Gethins, who is the SNP foreign affairs spokesman at Westminster, questioned Reform plans to work with the Taliban to send people back to Afghanistan, as well as having the UK leave the European Convention on Human Rights (ECHR).

He said Brexit – which Farage campaigned for – had “pushed up the small boats crisis” in the UK.

“He is the architect, along with people like Boris Johnson and others, of the small boats crisis,” he said.

“Now he wants to remove us from the European Convention on Human Rights, which was the convention introduced at the end of the Second World War to give us some of the most basic rights, like prohibition of torture and right to life and all these other basic things we take for granted.”

Gethins said these policies show Farage “is an extraordinarily damaging politician”.

“I think most people can see that doing a deal with the Taliban to send back women, human rights advocates and others who have campaigned against that brutal regime is unrealistic,” he added.

“I don’t think it is realistic, and I think any basic reading of this is unrealistic.

“That is why Nigel Farage is one of the most disastrous politicians.

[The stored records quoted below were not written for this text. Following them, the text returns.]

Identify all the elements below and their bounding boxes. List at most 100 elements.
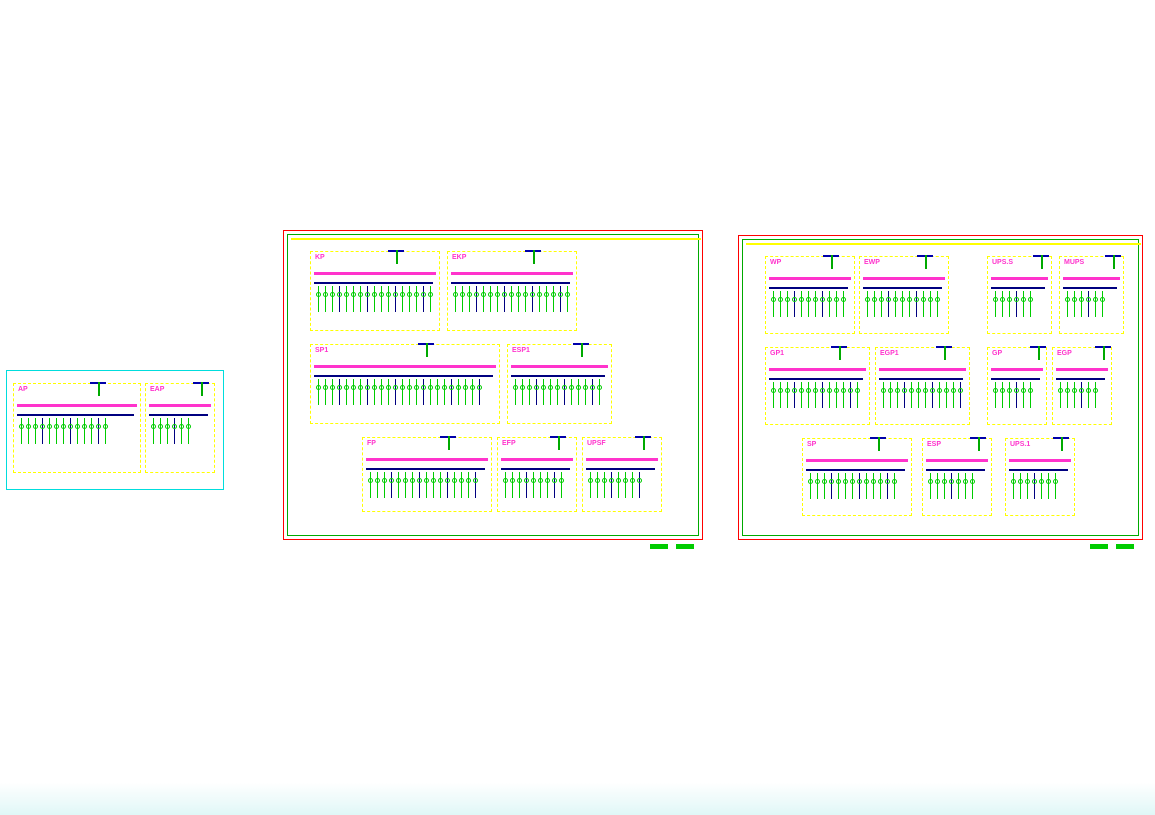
circuit bbox=[316, 379, 321, 405]
circuit bbox=[382, 472, 387, 498]
circuit bbox=[1065, 382, 1070, 408]
circuit bbox=[453, 286, 458, 312]
circuit bbox=[864, 473, 869, 499]
circuit bbox=[892, 473, 897, 499]
circuit bbox=[368, 472, 373, 498]
panel-gp1: GP1 bbox=[765, 347, 870, 425]
panel-label: EFP bbox=[502, 440, 516, 447]
circuit bbox=[555, 379, 560, 405]
circuit bbox=[886, 291, 891, 317]
panel-label: GP bbox=[992, 350, 1002, 357]
sub-busbar bbox=[769, 287, 848, 289]
circuit bbox=[1039, 473, 1044, 499]
circuit bbox=[1014, 382, 1019, 408]
circuit bbox=[407, 379, 412, 405]
circuits bbox=[314, 379, 484, 405]
circuits bbox=[1056, 382, 1100, 408]
panel-label: MUPS bbox=[1064, 259, 1084, 266]
circuit bbox=[792, 382, 797, 408]
panel-label: EWP bbox=[864, 259, 880, 266]
circuit bbox=[813, 382, 818, 408]
circuit bbox=[914, 291, 919, 317]
panel-label: SP bbox=[807, 441, 816, 448]
circuit bbox=[68, 418, 73, 444]
circuit bbox=[588, 472, 593, 498]
circuit bbox=[421, 379, 426, 405]
sub-busbar bbox=[879, 378, 963, 380]
circuit bbox=[61, 418, 66, 444]
sheet-small: APEAP bbox=[6, 370, 224, 490]
circuit bbox=[428, 379, 433, 405]
circuit bbox=[623, 472, 628, 498]
circuits bbox=[863, 291, 942, 317]
panel-label: KP bbox=[315, 254, 325, 261]
circuit bbox=[344, 379, 349, 405]
circuit bbox=[365, 286, 370, 312]
panel-label: UPS.1 bbox=[1010, 441, 1030, 448]
panel-label: AP bbox=[18, 386, 28, 393]
incomer-icon bbox=[905, 259, 945, 277]
circuits bbox=[1063, 291, 1107, 317]
circuit bbox=[1065, 291, 1070, 317]
circuit bbox=[330, 286, 335, 312]
incomer-icon bbox=[811, 259, 851, 277]
circuit bbox=[1086, 291, 1091, 317]
circuit bbox=[806, 291, 811, 317]
circuit bbox=[942, 473, 947, 499]
busbar bbox=[1009, 459, 1071, 462]
busbar bbox=[17, 404, 137, 407]
incomer-icon bbox=[561, 347, 601, 365]
circuit bbox=[583, 379, 588, 405]
circuit bbox=[616, 472, 621, 498]
circuit bbox=[417, 472, 422, 498]
busbar bbox=[806, 459, 908, 462]
circuit bbox=[597, 379, 602, 405]
sub-busbar bbox=[991, 287, 1045, 289]
circuit bbox=[372, 286, 377, 312]
circuit bbox=[1093, 291, 1098, 317]
circuit bbox=[993, 291, 998, 317]
circuit bbox=[372, 379, 377, 405]
circuit bbox=[82, 418, 87, 444]
sheet-footer-tags bbox=[650, 544, 694, 549]
circuit bbox=[944, 382, 949, 408]
circuit bbox=[827, 382, 832, 408]
circuit bbox=[808, 473, 813, 499]
circuit bbox=[778, 291, 783, 317]
sub-busbar bbox=[17, 414, 134, 416]
circuit bbox=[459, 472, 464, 498]
circuit bbox=[33, 418, 38, 444]
busbar bbox=[314, 272, 436, 275]
circuit bbox=[548, 379, 553, 405]
circuit bbox=[1021, 382, 1026, 408]
circuit bbox=[323, 379, 328, 405]
circuit bbox=[843, 473, 848, 499]
circuit bbox=[1086, 382, 1091, 408]
panel-label: EKP bbox=[452, 254, 466, 261]
circuit bbox=[400, 379, 405, 405]
circuit bbox=[323, 286, 328, 312]
panel-label: ESP bbox=[927, 441, 941, 448]
sub-busbar bbox=[769, 378, 863, 380]
circuit bbox=[337, 379, 342, 405]
circuit bbox=[822, 473, 827, 499]
sub-busbar bbox=[863, 287, 942, 289]
incomer-icon bbox=[406, 347, 446, 365]
circuit bbox=[569, 379, 574, 405]
circuit bbox=[1053, 473, 1058, 499]
circuit bbox=[40, 418, 45, 444]
circuit bbox=[893, 291, 898, 317]
circuit bbox=[54, 418, 59, 444]
circuit bbox=[1007, 291, 1012, 317]
circuits bbox=[991, 382, 1035, 408]
busbar bbox=[586, 458, 658, 461]
circuits bbox=[769, 382, 862, 408]
sub-busbar bbox=[926, 469, 985, 471]
circuit bbox=[609, 472, 614, 498]
circuit bbox=[477, 379, 482, 405]
circuit bbox=[909, 382, 914, 408]
circuit bbox=[424, 472, 429, 498]
busbar bbox=[511, 365, 608, 368]
panel-label: UPS.S bbox=[992, 259, 1013, 266]
circuit bbox=[900, 291, 905, 317]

He is one of the most consequential, but not in a good way.”

Correspondent photo byline for David Wallace Lockhart. He is bearded and is wearing a pink, open-neck shirt.

It was feeling like it was only a matter of time until a Conservative MSP jumped ship to Reform.

With a Holyrood election next year, the Tory position looks bleak. Reform UK seems to be on the up.

Graham Simpson’s name was one that was doing the rounds as a likely defector.

The Conservatives seem to be leaking MSPs fast. Will he be the last to depart?

Simpson seems to see this as an opportunity to help shape something new.

It may also be a route to make his re-election to Holyrood next year more likely.

Graham Simpson is a big campaigner for recall – the right to essentially fire your MSP under certain circumstances.

Ironically, there will be plenty who think that switching parties should be grounds for that.

But Simpson insists it’s right that he stays put on the Holyrood benches.